Returning to the facts of the case, Males LJ held at [89] Newcastle Express that as the effect of the “subject” in Newcastle Express was a “pre-condition whose effect was to negative any intention to conclude a binding contract until such time as the subject was lifted”, and as the subject was never lifted, there was no binding arbitration agreement.
This is because the “negativing of an intention to conclude a binding contract applied as much to the arbitration clause as to any of the other clauses set out in the recap”; these conclusions would not be affected by the doctrine of separability as the doctrine “has no application when, as in the present case, the issue is whether agreement to a legally binding arbitration agreement has been reached in the first place.”
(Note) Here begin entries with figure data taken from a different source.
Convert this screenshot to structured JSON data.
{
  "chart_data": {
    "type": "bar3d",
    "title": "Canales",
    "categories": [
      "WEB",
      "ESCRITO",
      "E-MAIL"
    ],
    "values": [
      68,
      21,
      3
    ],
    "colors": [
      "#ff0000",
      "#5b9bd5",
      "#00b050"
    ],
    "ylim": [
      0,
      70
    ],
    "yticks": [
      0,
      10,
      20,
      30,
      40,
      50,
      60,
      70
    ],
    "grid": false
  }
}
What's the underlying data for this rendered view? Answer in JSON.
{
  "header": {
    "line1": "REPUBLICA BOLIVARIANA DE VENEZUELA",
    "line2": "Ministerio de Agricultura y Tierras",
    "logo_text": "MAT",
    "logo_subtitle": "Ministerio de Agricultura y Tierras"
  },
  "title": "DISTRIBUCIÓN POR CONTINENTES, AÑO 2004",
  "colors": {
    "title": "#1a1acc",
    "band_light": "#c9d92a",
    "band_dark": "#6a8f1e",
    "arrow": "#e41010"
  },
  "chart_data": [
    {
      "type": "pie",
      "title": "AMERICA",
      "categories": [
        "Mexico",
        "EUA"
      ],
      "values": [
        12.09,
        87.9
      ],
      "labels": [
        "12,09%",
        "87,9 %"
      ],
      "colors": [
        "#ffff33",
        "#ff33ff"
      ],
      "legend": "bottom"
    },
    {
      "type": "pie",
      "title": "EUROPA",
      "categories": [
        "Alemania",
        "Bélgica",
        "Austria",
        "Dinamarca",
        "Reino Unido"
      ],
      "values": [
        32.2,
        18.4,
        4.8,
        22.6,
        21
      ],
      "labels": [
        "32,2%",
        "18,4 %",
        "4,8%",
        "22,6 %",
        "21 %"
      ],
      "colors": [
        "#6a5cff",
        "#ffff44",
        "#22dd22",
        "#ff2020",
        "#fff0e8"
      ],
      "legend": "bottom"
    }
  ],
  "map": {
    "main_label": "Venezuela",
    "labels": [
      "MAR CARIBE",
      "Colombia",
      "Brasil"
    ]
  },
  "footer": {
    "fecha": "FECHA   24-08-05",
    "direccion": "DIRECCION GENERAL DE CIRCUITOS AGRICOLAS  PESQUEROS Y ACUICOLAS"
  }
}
Males LJ also rejected the arbitrator’s view that the “subject” needed to be read together with clause 20 of the proforma charterparty, stating that if this was the correct reading, then it would mean that “the "subject" was properly to be regarded as a performance condition, rather than a pre-condition which had the effect of negativing contractual intent”, which would be untenable as “clause 20 of the proforma… is concerned with the nomination of a vessel under a charterparty for a vessel to be nominated [and] has no application to a charterparty for a named vessel” ([81] – [83] Newcastle Express).
Conclusion. It may be said that the issue raised in Newcastle Express is not new. For instance, at [48] of Jiangsu Overseas Group Co Ltd v Concord Energy Pte Ltd and another matter [2016] 4 SLR 1336, Steven Chong J stated “… If the arbitration agreement is contained in the contract itself, and the validity of the arbitration agreement is challenged on the basis that no binding contract had been concluded, the validity of the arbitration agreement and the existence of a binding contract “stand or fall together” …”. This passage has from Jiangsu has also been recently referred to at [83] CUG & 3 Ors v CUH [2022] SGHC(I) 16).
However, while Newcastle Express does not make new law, it is nonetheless is an important reminder on how the doctrine of separability operates. The doctrine operates to give effect to parties’ intention to arbitrate. But this doctrine has its limits. It cannot be stretched so far as to “bind” the parties into entering into an arbitration agreement independent of the underlying contract.